Uitspraak
Rechtbank Rotterdam
1.De procedure
- verzoeker;
- [naam].
Rechtbank Rotterdam
Op 23 augustus 2023 heeft verzoeker een verzoekschrift ingediend tot toepassing van de schuldsaneringsregeling. Tijdens de zitting op 6 december 2023 was de schuldhulpverlener niet aanwezig, wat leidde tot een aanhouding van de zaak. De schuldhulpverlener heeft later aangegeven het verzoek te willen intrekken vanwege een nieuwe vordering van de gemeente Rotterdam, maar verzoeker wenste het verzoek te handhaven. Tijdens de zitting op 11 januari 2024 is de zaak opnieuw behandeld.
Verzoeker ontvangt een WIA-uitkering met een aanvullende PW-uitkering en heeft een schuldenlast van € 183.664,91. Een deel van deze schulden betreft een fraudeschuld aan de gemeente Rotterdam van € 10.456,99, ontstaan doordat verzoeker onterecht een PW-uitkering heeft ontvangen. De rechtbank oordeelt dat verzoeker niet te goeder trouw is geweest in de drie jaar voorafgaand aan zijn verzoek, omdat hij niet heeft gezorgd voor een juiste en volledige informatievoorziening aan de uitkeringsinstantie.

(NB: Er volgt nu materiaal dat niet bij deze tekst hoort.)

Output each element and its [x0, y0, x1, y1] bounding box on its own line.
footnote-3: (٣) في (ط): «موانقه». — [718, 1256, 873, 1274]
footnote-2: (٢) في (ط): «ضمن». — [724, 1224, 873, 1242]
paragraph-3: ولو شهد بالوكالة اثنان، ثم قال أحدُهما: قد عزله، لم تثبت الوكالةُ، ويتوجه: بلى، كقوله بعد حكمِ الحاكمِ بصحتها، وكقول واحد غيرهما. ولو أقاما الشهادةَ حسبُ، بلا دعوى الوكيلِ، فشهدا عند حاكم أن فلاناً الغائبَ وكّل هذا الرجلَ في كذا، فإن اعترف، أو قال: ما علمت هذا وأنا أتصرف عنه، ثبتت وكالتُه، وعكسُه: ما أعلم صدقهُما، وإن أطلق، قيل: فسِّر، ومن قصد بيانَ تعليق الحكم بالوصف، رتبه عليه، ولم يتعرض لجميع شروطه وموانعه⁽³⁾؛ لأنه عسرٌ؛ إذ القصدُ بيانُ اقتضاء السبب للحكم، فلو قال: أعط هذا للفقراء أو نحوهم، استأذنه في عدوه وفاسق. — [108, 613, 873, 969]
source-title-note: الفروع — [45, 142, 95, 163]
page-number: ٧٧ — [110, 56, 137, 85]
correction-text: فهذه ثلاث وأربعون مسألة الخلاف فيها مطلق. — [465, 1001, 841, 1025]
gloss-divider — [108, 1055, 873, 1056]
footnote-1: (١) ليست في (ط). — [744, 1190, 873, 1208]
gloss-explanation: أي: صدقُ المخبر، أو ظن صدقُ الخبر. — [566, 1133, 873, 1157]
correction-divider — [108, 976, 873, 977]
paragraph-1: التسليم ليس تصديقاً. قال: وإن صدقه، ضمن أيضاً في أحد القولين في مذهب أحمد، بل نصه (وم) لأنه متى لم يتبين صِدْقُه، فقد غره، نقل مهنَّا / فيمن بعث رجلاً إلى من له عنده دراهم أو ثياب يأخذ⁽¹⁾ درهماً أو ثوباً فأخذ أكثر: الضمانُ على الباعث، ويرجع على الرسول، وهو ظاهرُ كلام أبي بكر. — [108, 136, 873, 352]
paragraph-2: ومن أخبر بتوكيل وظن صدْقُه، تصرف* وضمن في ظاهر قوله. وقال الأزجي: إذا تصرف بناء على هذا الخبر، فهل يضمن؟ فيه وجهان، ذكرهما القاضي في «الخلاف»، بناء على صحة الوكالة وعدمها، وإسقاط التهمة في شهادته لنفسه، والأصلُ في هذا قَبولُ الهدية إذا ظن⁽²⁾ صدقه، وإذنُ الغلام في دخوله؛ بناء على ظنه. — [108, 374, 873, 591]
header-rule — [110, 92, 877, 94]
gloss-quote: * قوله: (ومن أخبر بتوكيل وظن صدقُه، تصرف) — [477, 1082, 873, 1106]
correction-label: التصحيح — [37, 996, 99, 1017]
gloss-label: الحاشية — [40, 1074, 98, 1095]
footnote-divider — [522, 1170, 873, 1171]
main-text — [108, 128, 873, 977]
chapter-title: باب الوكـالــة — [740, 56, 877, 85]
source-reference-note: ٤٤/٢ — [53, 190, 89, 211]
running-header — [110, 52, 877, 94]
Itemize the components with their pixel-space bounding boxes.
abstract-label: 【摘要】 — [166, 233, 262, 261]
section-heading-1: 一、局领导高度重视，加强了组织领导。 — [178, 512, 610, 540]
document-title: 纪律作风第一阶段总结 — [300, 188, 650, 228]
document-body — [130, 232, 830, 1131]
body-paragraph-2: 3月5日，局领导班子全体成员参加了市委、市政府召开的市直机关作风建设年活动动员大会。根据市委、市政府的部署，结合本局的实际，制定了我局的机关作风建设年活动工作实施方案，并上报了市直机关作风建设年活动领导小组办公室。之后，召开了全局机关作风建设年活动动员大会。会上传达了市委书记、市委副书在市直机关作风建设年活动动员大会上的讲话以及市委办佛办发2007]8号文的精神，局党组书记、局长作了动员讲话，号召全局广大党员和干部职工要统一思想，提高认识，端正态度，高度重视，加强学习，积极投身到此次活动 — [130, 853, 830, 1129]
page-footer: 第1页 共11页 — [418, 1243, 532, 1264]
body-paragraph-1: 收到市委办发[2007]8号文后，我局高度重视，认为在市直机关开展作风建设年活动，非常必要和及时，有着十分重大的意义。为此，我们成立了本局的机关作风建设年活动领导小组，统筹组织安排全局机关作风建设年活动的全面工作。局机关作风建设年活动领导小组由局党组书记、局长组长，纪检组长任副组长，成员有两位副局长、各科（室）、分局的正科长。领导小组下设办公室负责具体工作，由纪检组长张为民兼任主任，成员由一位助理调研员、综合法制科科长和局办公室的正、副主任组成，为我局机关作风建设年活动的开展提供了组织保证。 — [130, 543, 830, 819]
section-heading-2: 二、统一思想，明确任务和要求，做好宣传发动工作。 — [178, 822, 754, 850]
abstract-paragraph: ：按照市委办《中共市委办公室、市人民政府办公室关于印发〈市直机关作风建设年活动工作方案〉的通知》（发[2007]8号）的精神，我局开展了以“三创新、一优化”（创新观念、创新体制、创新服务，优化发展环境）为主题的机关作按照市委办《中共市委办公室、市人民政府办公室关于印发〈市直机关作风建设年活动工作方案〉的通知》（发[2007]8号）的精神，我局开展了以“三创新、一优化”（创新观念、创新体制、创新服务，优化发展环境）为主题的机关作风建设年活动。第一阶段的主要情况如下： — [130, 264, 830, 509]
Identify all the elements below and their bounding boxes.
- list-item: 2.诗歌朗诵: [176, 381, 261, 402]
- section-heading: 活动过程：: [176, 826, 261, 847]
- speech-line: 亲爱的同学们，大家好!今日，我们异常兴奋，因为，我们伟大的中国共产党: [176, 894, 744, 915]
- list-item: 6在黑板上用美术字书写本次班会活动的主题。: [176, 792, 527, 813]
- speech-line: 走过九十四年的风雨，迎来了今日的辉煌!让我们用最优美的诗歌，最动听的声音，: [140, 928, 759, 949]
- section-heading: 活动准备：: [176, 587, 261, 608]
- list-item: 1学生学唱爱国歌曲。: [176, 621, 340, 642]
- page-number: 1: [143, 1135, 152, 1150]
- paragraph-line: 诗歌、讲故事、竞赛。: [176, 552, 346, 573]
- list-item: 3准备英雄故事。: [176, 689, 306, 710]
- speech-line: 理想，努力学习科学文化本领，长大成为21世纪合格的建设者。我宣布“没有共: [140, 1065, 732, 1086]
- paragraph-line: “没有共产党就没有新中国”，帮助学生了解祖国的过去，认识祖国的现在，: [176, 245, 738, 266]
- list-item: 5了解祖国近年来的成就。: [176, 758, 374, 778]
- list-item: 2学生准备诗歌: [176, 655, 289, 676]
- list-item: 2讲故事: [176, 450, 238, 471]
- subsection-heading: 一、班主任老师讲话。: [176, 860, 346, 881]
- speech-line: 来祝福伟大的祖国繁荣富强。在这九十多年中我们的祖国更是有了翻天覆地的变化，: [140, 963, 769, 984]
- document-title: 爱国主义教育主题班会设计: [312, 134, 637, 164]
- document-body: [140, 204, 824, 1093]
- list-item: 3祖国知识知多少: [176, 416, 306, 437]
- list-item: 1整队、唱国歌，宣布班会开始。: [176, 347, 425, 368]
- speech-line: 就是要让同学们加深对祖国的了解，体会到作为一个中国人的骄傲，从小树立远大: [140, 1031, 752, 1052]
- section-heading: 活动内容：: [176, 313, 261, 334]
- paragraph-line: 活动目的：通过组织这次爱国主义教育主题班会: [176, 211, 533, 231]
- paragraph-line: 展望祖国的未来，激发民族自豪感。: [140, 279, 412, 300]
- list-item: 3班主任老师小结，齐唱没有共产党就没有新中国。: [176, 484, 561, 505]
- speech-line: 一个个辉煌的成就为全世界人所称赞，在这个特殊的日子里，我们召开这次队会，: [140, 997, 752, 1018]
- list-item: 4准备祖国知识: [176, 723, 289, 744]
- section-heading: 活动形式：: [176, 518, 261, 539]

De rechtbank benadrukt dat de goede trouw een belangrijke voorwaarde is voor het toewijzen van de schuldsaneringsregeling. Verzoeker heeft nagelaten bezwaar te maken tegen het besluit van de gemeente en heeft geen maatregelen getroffen om de onterecht ontvangen bedragen te reserveren voor terugbetaling. Hierdoor is de schuld niet te goeder trouw ontstaan. De rechtbank concludeert dat er geen feiten of omstandigheden zijn die de afwijzing van het verzoek zouden rechtvaardigen, en wijst het verzoek tot toepassing van de schuldsaneringsregeling af.